Cannabis and Homemade Compost: How to Make, Store, and Use It

Try and find some good organic waste from outside your kitchen as well, this will help to get the ratio just right. Most stuff you can find on the forest floor works fine, dry leaves are probably the best to use and easy to get hold of.

Break up as much of the waste before it goes onto your compost heap so that it turns into compost faster (no more than 5cm cubes) and be sure to turn the heap over once a week. The compost heap needs plenty of fresh air to let the microbial life breathe. If you're using a tarpaulin cover, use a shovel or turn your compost by hand.

If or when your compost looks like it is drying out, fill up an old milk bottle or jug with water and allow it to sit for 24 hours. This will allow the chlorine in the water to evaporate, which is essential in order to protect the vital microbial life. You don't need to add the entire jug, just enough so that it keeps the mixture slightly moist like a wrung-out sponge.

A second chamber or composter can be very beneficial as it will help you to turn your old compost into black compost. This works by separating the old compost from the fresh scraps which will prevent the decomposition process from being stunted by fresh waste.

The ideal consistency you are looking for in your compost is like a clumpy black soil. You should be able to spot eggshells and a few fruit pits, but this is absolutely fine as you can pull them out wearing some old dishwashing gloves. As long as there isn't a bad smell resembling rotting fruit or vegetables, then you should have some excellent compost.


Using compost in a pot for growing marijuana outdoors:

A good balance for cannabis plants is one part compost for every three parts of soil. For long season outdoor crops, it can also be a good idea to make an additional application of compost during the final transplant if the compost is mature enough.

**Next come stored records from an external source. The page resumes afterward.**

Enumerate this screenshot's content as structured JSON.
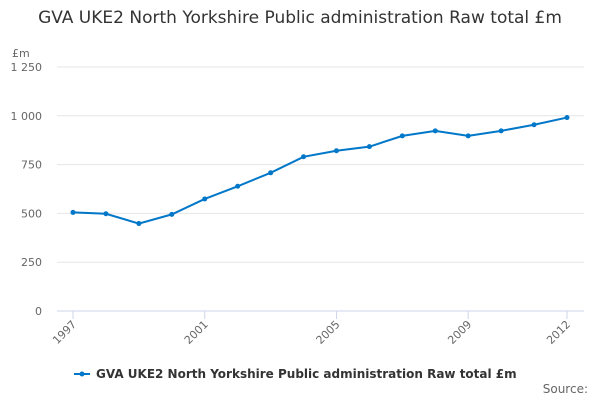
{
  "chart_data": {
    "type": "line",
    "title": "GVA UKE2 North Yorkshire Public administration Raw total £m",
    "ylabel": "£m",
    "xlabel": "",
    "x": [
      1997,
      1998,
      1999,
      2000,
      2001,
      2002,
      2003,
      2004,
      2005,
      2006,
      2007,
      2008,
      2009,
      2010,
      2011,
      2012
    ],
    "x_tick_labels": [
      "1997",
      "2001",
      "2005",
      "2009",
      "2012"
    ],
    "y_tick_labels": [
      "0",
      "250",
      "500",
      "750",
      "1 000",
      "1 250"
    ],
    "ylim": [
      0,
      1250
    ],
    "grid": true,
    "legend_placement": "bottom",
    "series": [
      {
        "name": "GVA UKE2 North Yorkshire Public administration Raw total £m",
        "color": "#0077c8",
        "values": [
          505,
          498,
          448,
          495,
          574,
          639,
          708,
          790,
          821,
          842,
          897,
          923,
          897,
          923,
          954,
          991
        ]
      }
    ]
  },
  "credits": "Source:"
}
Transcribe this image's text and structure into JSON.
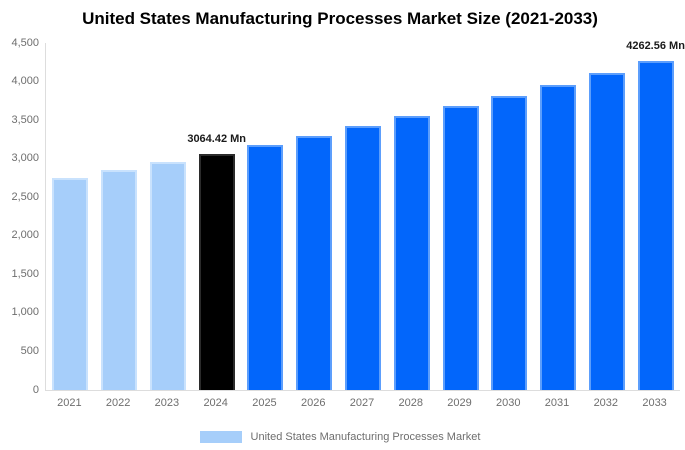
{
  "title": "United States Manufacturing Processes Market Size (2021-2033)",
  "legend": {
    "label": "United States Manufacturing Processes Market",
    "swatch_color": "#A6CEFA"
  },
  "colors": {
    "historical_bar": "#A6CEFA",
    "historical_border": "#C9E2FD",
    "base_year_bar": "#000000",
    "base_year_border": "#2b2b2b",
    "forecast_bar": "#0266FB",
    "forecast_border": "#5C9EFC",
    "axis_line": "#dddddd",
    "axis_text": "#6e6e6e",
    "title_text": "#000000"
  },
  "chart_data": {
    "type": "bar",
    "title": "United States Manufacturing Processes Market Size (2021-2033)",
    "xlabel": "",
    "ylabel": "",
    "value_unit": "Mn",
    "ylim": [
      0,
      4500
    ],
    "ytick_step": 500,
    "ytick_labels": [
      "0",
      "500",
      "1,000",
      "1,500",
      "2,000",
      "2,500",
      "3,000",
      "3,500",
      "4,000",
      "4,500"
    ],
    "grid": false,
    "legend_position": "bottom",
    "categories": [
      "2021",
      "2022",
      "2023",
      "2024",
      "2025",
      "2026",
      "2027",
      "2028",
      "2029",
      "2030",
      "2031",
      "2032",
      "2033"
    ],
    "values": [
      2745,
      2848,
      2954,
      3064.42,
      3179,
      3298,
      3421,
      3549,
      3681,
      3819,
      3962,
      4110,
      4262.56
    ],
    "bar_roles": [
      "historical",
      "historical",
      "historical",
      "base_year",
      "forecast",
      "forecast",
      "forecast",
      "forecast",
      "forecast",
      "forecast",
      "forecast",
      "forecast",
      "forecast"
    ],
    "annotations": [
      {
        "category": "2024",
        "text": "3064.42 Mn"
      },
      {
        "category": "2033",
        "text": "4262.56 Mn"
      }
    ]
  }
}
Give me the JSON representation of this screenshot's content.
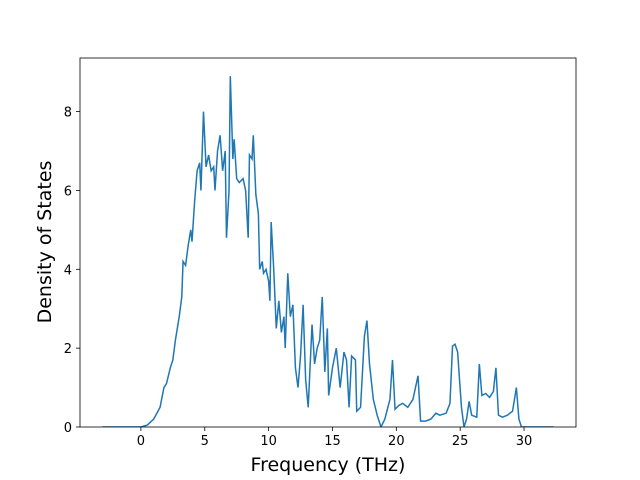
{
  "chart_data": {
    "type": "line",
    "xlabel": "Frequency (THz)",
    "ylabel": "Density of States",
    "color": "#1f77b4",
    "xlim": [
      -4.77,
      34.07
    ],
    "ylim": [
      0,
      9.36
    ],
    "xticks": [
      0,
      5,
      10,
      15,
      20,
      25,
      30
    ],
    "yticks": [
      0,
      2,
      4,
      6,
      8
    ],
    "x": [
      -3,
      0,
      0.5,
      1,
      1.5,
      1.8,
      2.0,
      2.3,
      2.5,
      2.7,
      3.0,
      3.2,
      3.3,
      3.5,
      3.7,
      3.9,
      4.0,
      4.2,
      4.4,
      4.6,
      4.7,
      4.9,
      5.1,
      5.3,
      5.5,
      5.7,
      5.8,
      6.0,
      6.2,
      6.4,
      6.6,
      6.7,
      6.9,
      7.0,
      7.2,
      7.3,
      7.5,
      7.7,
      8.0,
      8.2,
      8.4,
      8.5,
      8.7,
      8.8,
      9.0,
      9.2,
      9.3,
      9.5,
      9.6,
      9.8,
      10.0,
      10.1,
      10.2,
      10.4,
      10.6,
      10.8,
      11.0,
      11.2,
      11.3,
      11.5,
      11.7,
      11.9,
      12.1,
      12.3,
      12.5,
      12.7,
      12.9,
      13.1,
      13.4,
      13.6,
      13.8,
      14.0,
      14.2,
      14.4,
      14.6,
      14.7,
      15.0,
      15.3,
      15.6,
      15.9,
      16.1,
      16.3,
      16.5,
      16.8,
      16.9,
      17.2,
      17.5,
      17.7,
      17.9,
      18.2,
      18.5,
      18.8,
      19.1,
      19.5,
      19.7,
      19.9,
      20.2,
      20.5,
      20.9,
      21.3,
      21.7,
      21.9,
      22.3,
      22.7,
      23.1,
      23.4,
      23.9,
      24.2,
      24.4,
      24.6,
      24.8,
      25.1,
      25.3,
      25.5,
      25.7,
      25.9,
      26.3,
      26.5,
      26.7,
      27.0,
      27.3,
      27.6,
      27.8,
      28.0,
      28.3,
      28.7,
      29.1,
      29.4,
      29.6,
      29.8,
      32.3
    ],
    "values": [
      0,
      0,
      0.05,
      0.2,
      0.5,
      1.0,
      1.1,
      1.5,
      1.7,
      2.2,
      2.8,
      3.3,
      4.2,
      4.1,
      4.6,
      5.0,
      4.7,
      5.7,
      6.5,
      6.7,
      6.0,
      8.0,
      6.6,
      6.9,
      6.5,
      6.6,
      6.0,
      7.0,
      7.4,
      6.5,
      7.0,
      4.8,
      6.0,
      8.9,
      6.8,
      7.3,
      6.3,
      6.2,
      6.3,
      6.0,
      4.8,
      6.9,
      6.8,
      7.4,
      5.9,
      5.4,
      4.0,
      4.2,
      3.9,
      4.0,
      3.7,
      3.2,
      5.2,
      4.0,
      2.5,
      3.2,
      2.4,
      2.8,
      2.0,
      3.9,
      2.8,
      3.1,
      1.5,
      1.0,
      1.8,
      3.1,
      1.2,
      0.5,
      2.6,
      1.6,
      2.0,
      2.2,
      3.3,
      1.4,
      2.5,
      0.8,
      1.5,
      2.0,
      1.0,
      1.9,
      1.7,
      0.5,
      1.8,
      1.7,
      0.4,
      0.5,
      2.3,
      2.7,
      1.6,
      0.7,
      0.3,
      0,
      0.2,
      0.7,
      1.7,
      0.45,
      0.55,
      0.6,
      0.5,
      0.7,
      1.3,
      0.15,
      0.15,
      0.2,
      0.35,
      0.3,
      0.35,
      0.6,
      2.05,
      2.1,
      1.9,
      0.5,
      0,
      0.2,
      0.65,
      0.3,
      0.25,
      1.6,
      0.8,
      0.85,
      0.75,
      0.9,
      1.5,
      0.3,
      0.25,
      0.3,
      0.4,
      1.0,
      0.2,
      0,
      0
    ]
  }
}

Using compost in a pot indoors:

Use the same proportions as you would for outdoor growing; one part compost to three parts soil. It is important to ensure that the compost you are using is ripe and free from any fungi, fruit flies or parasites so that the conditions in the growing tent remain optimised and don't attract any unwanted pests

Using compost as mulch:

You can apply a very fresh and ripe layer of compost to the surface area of your soil which will help to reduce weed growth that can stunt your cannabis plants' growth. This will also help to fertilise the soil and reduce solar radiation that can kill the bacterial life in the soil.

Compost tea:

You can perform a leachate of compost by creating a liquid that is rich in organic fertiliser known as 'compost tea'. Fill a cloth bag with about a kilo of compost and add it to a bucket filled with water. Allow it to soak for about 12 hours and then it will be ready to water directly.

When the compost tea has been soaking for more than 12 hours, the mixture should be diluted with water before it is applied to your plants.


It won't require a lot of work. Beneficial micro-organisms will do most of it for you, but be sure to follow some simple steps to get the most out of your valued compost.

• Turn the heap every now and then to speed up the process and aerate the mixture
• Balance out the contents by thinking about the quantity of various material in your compost. The compost heap should be comprised of 25–50% green material, with the remainder being brown material.

Your compost will be ready to use after a period of between 6 months and 2 years. Although this is indeed a long time, your cannabis crop will thank you for the dedication. They will certainly return the favour in the form of large yields and potent flowers.